Молва гласит, что Яков Михайлович  был членом сената от Псковской (Витебской) губернии. Пусть меня прадед простит, но, думаю, что и  здесь может быть некое преувеличение, свойственное деревенским масштабам кругозора. Волости они называли губерниями,  а сенат может оказаться волостным советом. Но все равно, прадед Якуш человек серьёзный – я видел фотографии.   
    Жили они сначала на Ласино напротив Романишны.  А в 30-м году Яков с женой и Ксенья и с зятем Семёном – моим дедом, поехали в Сибирь (под Омск) за лучшей жизнью, и перед этим продали свой дом, который сразу увезли покупатели. В Сибири пробыли всего несколько месяцев, меньше года. Ксенья там родила ребенка, который вскоре умер, но другие дети,  включая моего отца – там были и выжили.  Вернулись на Ласино, снова купили дом и поставили на старом месте.  Версия возвращения такая – мужики уже пахали землю, а когда боронили, то каждая борона  «притягивала кучу гадов» – змей, которых там было ужасно много. И бабы сказали: «Жить тут невозможно - возвращаемся».  Но  часть наших мужиков из этой экспедиции, все-таки, осталась в Сибири, может быть, объединившись с ранее водворёнными туда земляками.   Живут  сейчас под Омском Желамские, в частности,  в деревне с названием Чернецовка – искаженное Чернецово, которые переселенцы привезли туда из наших исконных мест на псковщине.  При образовании колхозов Яков перенес новый дом на существующее место, т.к. «там земля лучше». Затем Яков переехал в Засеки, и вскоре умер в 32-м году.  Другой дом, построенный Яковом для себя в Засеках, перевезли в Ласино в финскую войну.
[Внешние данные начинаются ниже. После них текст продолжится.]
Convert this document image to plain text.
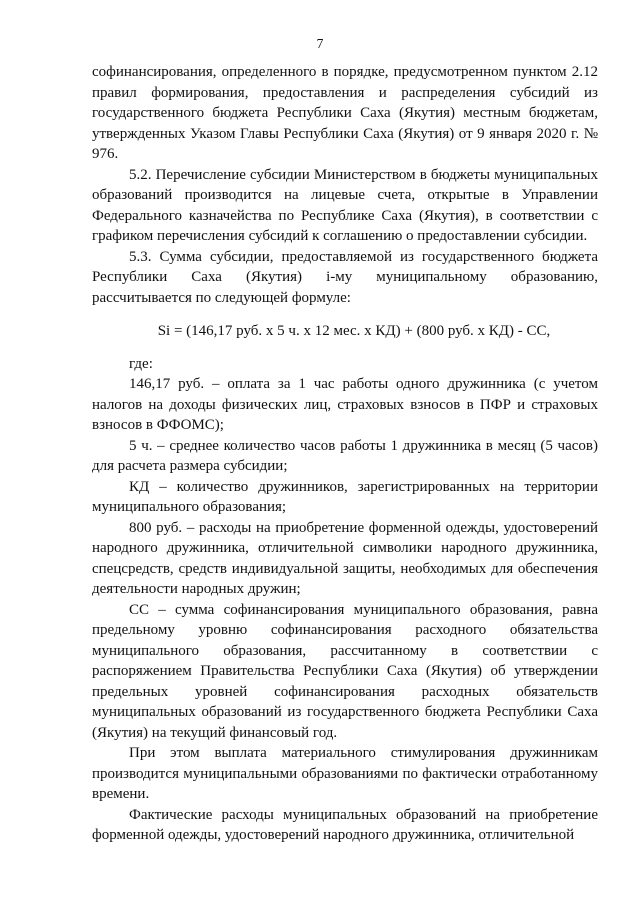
7

софинансирования, определенного в порядке, предусмотренном пунктом 2.12 правил формирования, предоставления и распределения субсидий из государственного бюджета Республики Саха (Якутия) местным бюджетам, утвержденных Указом Главы Республики Саха (Якутия) от 9 января 2020 г. № 976.

5.2. Перечисление субсидии Министерством в бюджеты муниципальных образований производится на лицевые счета, открытые в Управлении Федерального казначейства по Республике Саха (Якутия), в соответствии с графиком перечисления субсидий к соглашению о предоставлении субсидии.

5.3. Сумма субсидии, предоставляемой из государственного бюджета Республики Саха (Якутия) i-му муниципальному образованию, рассчитывается по следующей формуле:

Si = (146,17 руб. х 5 ч. х 12 мес. х КД) + (800 руб. х КД) - СС,

где:

146,17 руб. – оплата за 1 час работы одного дружинника (с учетом налогов на доходы физических лиц, страховых взносов в ПФР и страховых взносов в ФФОМС);

5 ч. – среднее количество часов работы 1 дружинника в месяц (5 часов) для расчета размера субсидии;

КД – количество дружинников, зарегистрированных на территории муниципального образования;

800 руб. – расходы на приобретение форменной одежды, удостоверений народного дружинника, отличительной символики народного дружинника, спецсредств, средств индивидуальной защиты, необходимых для обеспечения деятельности народных дружин;

СС – сумма софинансирования муниципального образования, равна предельному уровню софинансирования расходного обязательства муниципального образования, рассчитанному в соответствии с распоряжением Правительства Республики Саха (Якутия) об утверждении предельных уровней софинансирования расходных обязательств муниципальных образований из государственного бюджета Республики Саха (Якутия) на текущий финансовый год.

При этом выплата материального стимулирования дружинникам производится муниципальными образованиями по фактически отработанному времени.

Фактические расходы муниципальных образований на приобретение форменной одежды, удостоверений народного дружинника, отличительной
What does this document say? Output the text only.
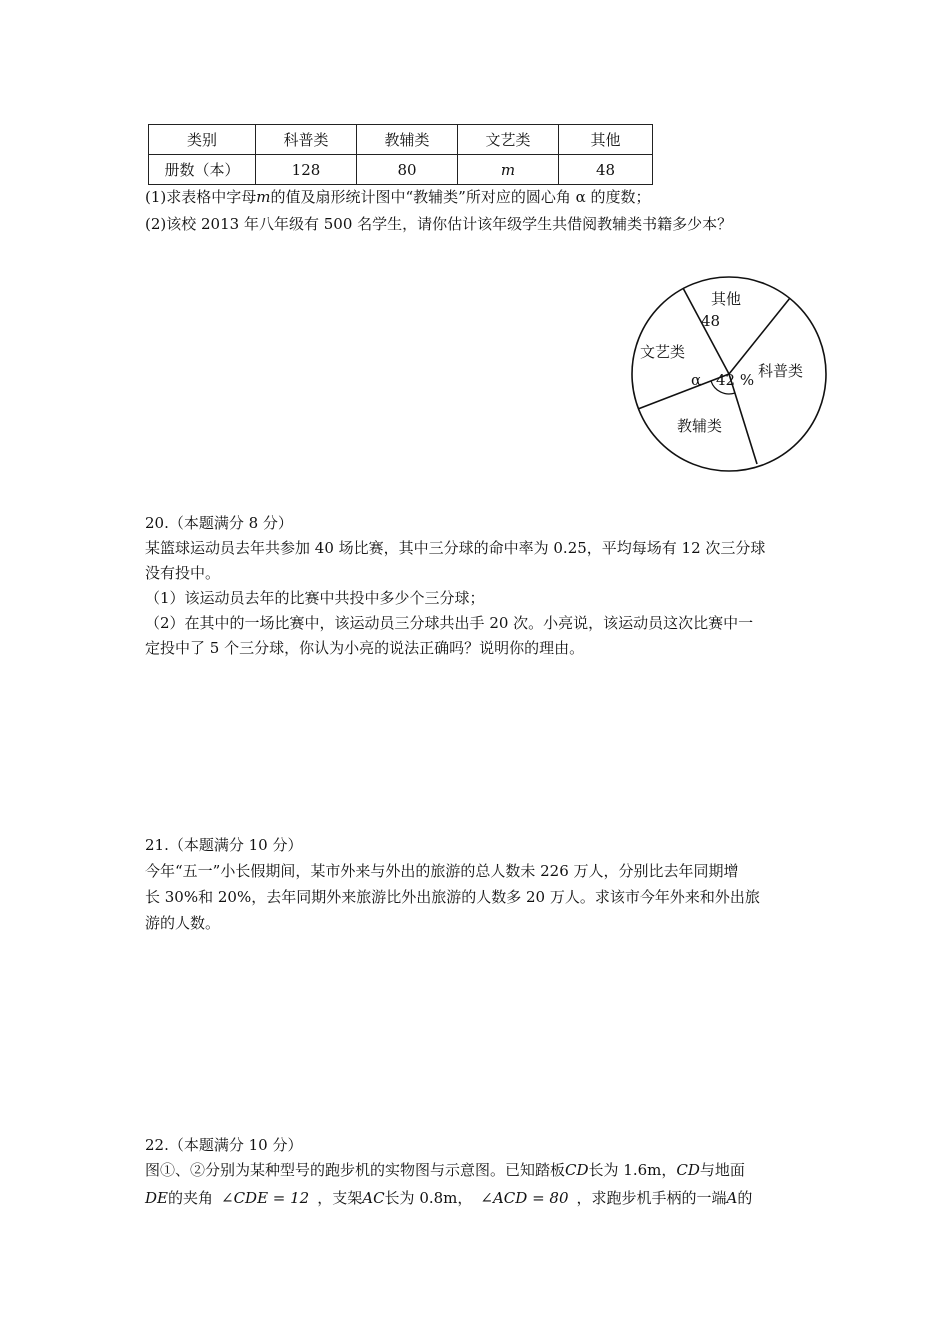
类别	科普类	教辅类	文艺类	其他
册数（本）	128	80	m	48
(1)求表格中字母m的值及扇形统计图中“教辅类”所对应的圆心角 α 的度数；
(2)该校 2013 年八年级有 500 名学生，请你估计该年级学生共借阅教辅类书籍多少本？
其他
48
文艺类
科普类
教辅类
α 42 %
20.（本题满分 8 分）
某篮球运动员去年共参加 40 场比赛，其中三分球的命中率为 0.25，平均每场有 12 次三分球
没有投中。
（1）该运动员去年的比赛中共投中多少个三分球；
（2）在其中的一场比赛中，该运动员三分球共出手 20 次。小亮说，该运动员这次比赛中一
定投中了 5 个三分球，你认为小亮的说法正确吗？说明你的理由。
21.（本题满分 10 分）
今年“五一”小长假期间，某市外来与外出的旅游的总人数未 226 万人，分别比去年同期增
长 30%和 20%，去年同期外来旅游比外出旅游的人数多 20 万人。求该市今年外来和外出旅
游的人数。
22.（本题满分 10 分）
图①、②分别为某种型号的跑步机的实物图与示意图。已知踏板CD长为 1.6m，CD与地面
DE的夹角 ∠CDE = 12 ，支架AC长为 0.8m， ∠ACD = 80 ，求跑步机手柄的一端A的
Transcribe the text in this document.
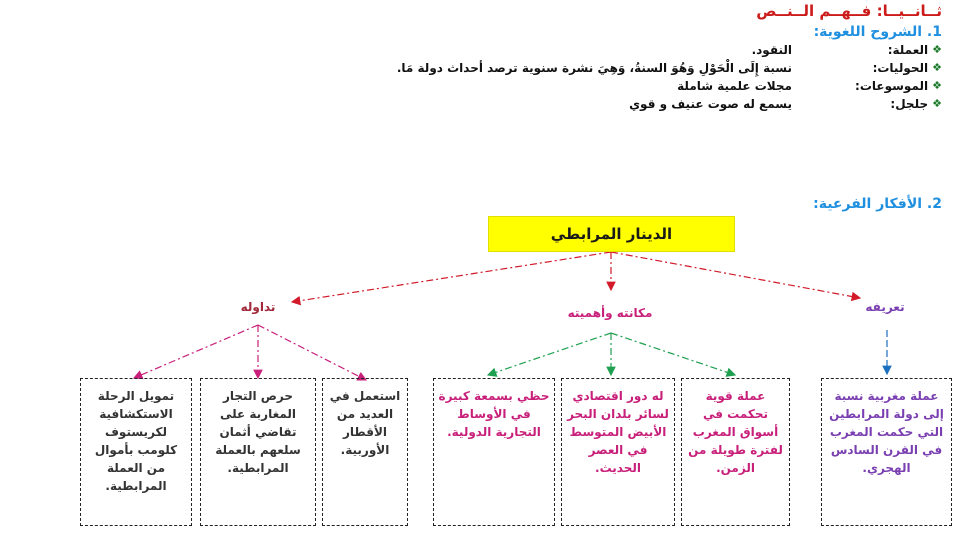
ثــانــيــا: فــهــم الــنــص
1. الشروح اللغوية:
❖
العملة:
النقود.
❖
الحوليات:
نسبة إِلَى الْحَوْلِ وَهُوَ السنةُ، وَهِيَ نشرة سنوية ترصد أحداث دولة مَا.
❖
الموسوعات:
مجلات علمية شاملة
❖
جلجل:
يسمع له صوت عنيف و قوي
2. الأفكار الفرعية:
الدينار المرابطي
تعريفه
مكانته وأهميته
تداوله
عملة مغربية نسبة إلى دولة المرابطين التي حكمت المغرب في القرن السادس الهجري.
عملة قوية تحكمت في أسواق المغرب لفترة طويلة من الزمن.
له دور اقتصادي لسائر بلدان البحر الأبيض المتوسط في العصر الحديث.
حظي بسمعة كبيرة في الأوساط التجارية الدولية.
استعمل في العديد من الأقطار الأوربية.
حرص التجار المغاربة على تقاضي أثمان سلعهم بالعملة المرابطية.
تمويل الرحلة الاستكشافية لكريستوف كلومب بأموال من العملة المرابطية.
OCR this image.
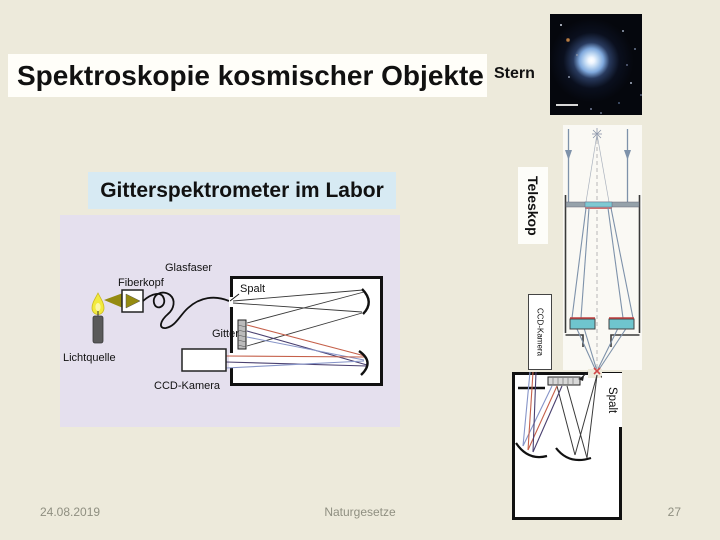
Spektroskopie kosmischer Objekte Stern
Gitterspektrometer im Labor
Glasfaser
Fiberkopf	Spalt
Gitter
Lichtquelle
CCD-Kamera
Teleskop
CCD-Kamera
Spalt
24.08.2019	Naturgesetze	27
   Якушовщина, т.е. наследники Якова (Якуша) - включает в себя многочисленных наследников по многим линиям, не поддающимся уже полному учету.  Поэтому сузим диапазон лишь до линии моей бабушки - Яковлевны.
   А бабушка моя Ксения (Ксенья) с дедом Семеном соорудили  пятерых детей, включая моего отца.  Поэтому все они на местном наречии - «Сеньчонки», т.е. дети деда Семёна, или Сеньки. Сеньчонки из Якушовщины. Теперь так никто не говорит – деревенские старики почти все поумирали, а городских - пойди, заставь.
   Дед Семён погиб, пойдя в возрасте 53 года добровольцем на фронт после освобождения деревни. Под немцами он периодически, по-очереди с другими мужиками, был старостой в деревне, помогал партизанам. Ну, кто бы стал разбираться после войны? Все бы мы пострадали. Вот он пошел, и погиб, смыл кровью, как тогда говорили…

   Есть ещё «Филиппёнки» - потомки деда Филиппа, мужа другой дочери Якуша – Устиньи (Устихи – по-деревенски).  Или «Прохорята» - потомки Прохора, мужа Прасковьи (Проски), третьей дочери.  Четвёртая – Агриппина (Рипа) вообще была замужем за своим двоюродным братом, что сказалось и на их детях. Еще был сын Иван, но там, как-то, деревенская фантазия не сработала придумать звонкое название для потомков. Да последняя дочь Дарья (Дарка) бездетная.
   Так и идет вся эта Якушовщина по жизни, и я вместе с ней, а за мной мои дети и внуки и все последующие – потомки панцирных бояр, из Якушовщины: «Мишки – Васьки сеньчонка сына, внучки»  – так, примерно, сказали бы деревенские жители о моих детях, и все поняли бы о ком идёт речь, да уж и говорить некому… 

   А мама моя родилась и жила до войны тоже недалеко  - в деревне Верятино, Россонского района, что в Белоруссии,  вблизи крупного селения Горбачево. Это туда, за Лешни, километров 30, по другую сторону от границы, охраняемой когда-то панцирными боярами…
   Там был единственный дом внизу у реки, у моста. Деревня стояла на-верху, на горе. Был свой дом из двух половин - старая и новая. Были: корова, овечки, свиньи.  Немцы разобрали дом на мост.

   Мой родной  дед  Антипов Иван Акимович - умер в 39-40 гг. от рака горла. А родная  бабушка Мария – умерла в 1943 г. от сердечной недостаточности, уже в оккупации, в партизанах, и похоронена где-то рядом с Лешнями.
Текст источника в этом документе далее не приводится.